Professional Development
Skills card, MethodKit for Professional Development
Card 51 of 66 · MethodKit for Professional Development
  • ThemeSkills & Growth
  • CardCard 51 of 66
  • Questions5 to explore
Skills & Growth

Skills

Things you do well

Knowing what you are genuinely good at is harder than it sounds, and more useful than almost anything else you can know about yourself.

Skills are the things you can actually do: the capabilities you have built through practice, study, and experience that allow you to produce results other people value. Some are technical and specific. Others are more general, ways of thinking, communicating, organizing, or relating to people, that cut across everything you do. Both kinds matter, and most people are better served by understanding their full repertoire than by only thinking about the technical ones.

One useful way to take stock of your skills is to look at where you are consistently effective, where you produce results without extraordinary effort, and where others regularly come to you. Another is to think about what you could teach someone else, which tends to reveal understanding that goes deeper than you might have realized.

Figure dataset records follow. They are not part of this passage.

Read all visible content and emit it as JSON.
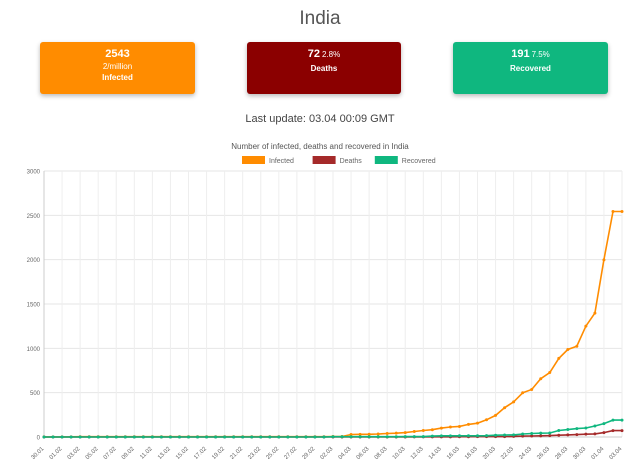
{
  "page_title": "India",
  "cards": {
    "infected": {
      "value": "2543",
      "per_million": "2/million",
      "label": "Infected",
      "color": "#ff8c00"
    },
    "deaths": {
      "value": "72",
      "pct": "2.8%",
      "label": "Deaths",
      "color": "#8b0000"
    },
    "recovered": {
      "value": "191",
      "pct": "7.5%",
      "label": "Recovered",
      "color": "#0fb77f"
    }
  },
  "last_update": "Last update: 03.04 00:09 GMT",
  "chart_data": {
    "type": "line",
    "title": "Number of infected, deaths and recovered in India",
    "legend_position": "top",
    "grid": true,
    "ylim": [
      0,
      3000
    ],
    "y_ticks": [
      0,
      500,
      1000,
      1500,
      2000,
      2500,
      3000
    ],
    "x": [
      "30.01",
      "31.01",
      "01.02",
      "02.02",
      "03.02",
      "04.02",
      "05.02",
      "06.02",
      "07.02",
      "08.02",
      "09.02",
      "10.02",
      "11.02",
      "12.02",
      "13.02",
      "14.02",
      "15.02",
      "16.02",
      "17.02",
      "18.02",
      "19.02",
      "20.02",
      "21.02",
      "22.02",
      "23.02",
      "24.02",
      "25.02",
      "26.02",
      "27.02",
      "28.02",
      "29.02",
      "01.03",
      "02.03",
      "03.03",
      "04.03",
      "05.03",
      "06.03",
      "07.03",
      "08.03",
      "09.03",
      "10.03",
      "11.03",
      "12.03",
      "13.03",
      "14.03",
      "15.03",
      "16.03",
      "17.03",
      "18.03",
      "19.03",
      "20.03",
      "21.03",
      "22.03",
      "23.03",
      "24.03",
      "25.03",
      "26.03",
      "27.03",
      "28.03",
      "29.03",
      "30.03",
      "31.03",
      "01.04",
      "02.04",
      "03.04"
    ],
    "x_tick_labels": [
      "30.01",
      "01.02",
      "03.02",
      "05.02",
      "07.02",
      "09.02",
      "11.02",
      "13.02",
      "15.02",
      "17.02",
      "19.02",
      "21.02",
      "23.02",
      "25.02",
      "27.02",
      "29.02",
      "02.03",
      "04.03",
      "06.03",
      "08.03",
      "10.03",
      "12.03",
      "14.03",
      "16.03",
      "18.03",
      "20.03",
      "22.03",
      "24.03",
      "26.03",
      "28.03",
      "30.03",
      "01.04",
      "03.04"
    ],
    "series": [
      {
        "name": "Infected",
        "color": "#ff8c00",
        "values": [
          1,
          1,
          1,
          2,
          3,
          3,
          3,
          3,
          3,
          3,
          3,
          3,
          3,
          3,
          3,
          3,
          3,
          3,
          3,
          3,
          3,
          3,
          3,
          3,
          3,
          3,
          3,
          3,
          3,
          3,
          3,
          3,
          5,
          6,
          28,
          30,
          31,
          34,
          39,
          43,
          50,
          62,
          73,
          82,
          100,
          113,
          119,
          142,
          156,
          194,
          244,
          330,
          396,
          499,
          536,
          657,
          727,
          887,
          987,
          1024,
          1251,
          1397,
          1998,
          2543,
          2543
        ]
      },
      {
        "name": "Deaths",
        "color": "#a52a2a",
        "values": [
          0,
          0,
          0,
          0,
          0,
          0,
          0,
          0,
          0,
          0,
          0,
          0,
          0,
          0,
          0,
          0,
          0,
          0,
          0,
          0,
          0,
          0,
          0,
          0,
          0,
          0,
          0,
          0,
          0,
          0,
          0,
          0,
          0,
          0,
          0,
          0,
          0,
          0,
          0,
          0,
          0,
          1,
          1,
          2,
          2,
          2,
          3,
          3,
          4,
          4,
          4,
          4,
          7,
          10,
          11,
          13,
          16,
          20,
          24,
          27,
          32,
          35,
          50,
          72,
          72
        ]
      },
      {
        "name": "Recovered",
        "color": "#0fb77f",
        "values": [
          0,
          0,
          0,
          0,
          0,
          0,
          0,
          0,
          0,
          0,
          0,
          0,
          0,
          0,
          0,
          0,
          0,
          0,
          0,
          0,
          0,
          0,
          0,
          0,
          0,
          0,
          0,
          0,
          0,
          0,
          0,
          0,
          3,
          3,
          3,
          3,
          3,
          3,
          3,
          3,
          4,
          4,
          4,
          10,
          13,
          13,
          14,
          14,
          14,
          15,
          20,
          23,
          24,
          34,
          40,
          43,
          45,
          73,
          84,
          95,
          102,
          124,
          151,
          191,
          191
        ]
      }
    ]
  }
}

It also helps to distinguish skills you have from skills you are known for. A skill you have but nobody associates with you is not yet fully working for you professionally. And a skill you are known for but have not really developed is a reputation you may struggle to sustain.

How to work on it

Practical ways to reflect on and develop this dimension of your working life. How it tends to look at different stages of a career, and where to put your attention.

Early career

Explore broadly and notice what comes naturally and what takes real effort. You are building a picture of what your particular strengths are.

Mid career

Get specific about which skills are your real differentiators and which ones are solid but not distinctive. Focus development on the ones that matter most for where you are going.

Late career

Think about which of your skills are most valuable to pass on, and how to make your depth of knowledge accessible to others.

Questions to explore

Use these on your own or in a group. There are no right answers, only better conversations.

  1. What are the three or four things you are genuinely better at than most people you work alongside?

  2. Which of your skills do other people seem to notice and value, and which do they rarely mention?

  3. Are there significant skills you have that you have never fully applied in a professional context?

  4. Where do you feel most alive and capable in your work, and what skill is at the center of that feeling?

  5. What skills have you been developing deliberately in the last two years, and are those the right ones?

Things to notice

  • Underestimating skills that feel effortless: ease is often a sign of genuine mastery, not a sign that something does not count.
  • Over-identifying with a narrow set of skills and missing the fuller picture of what you bring, including the general capabilities that cut across everything you do.
  • Neglecting to keep skills current: skills can atrophy or become obsolete, and competence that is not maintained tends to erode quietly over time.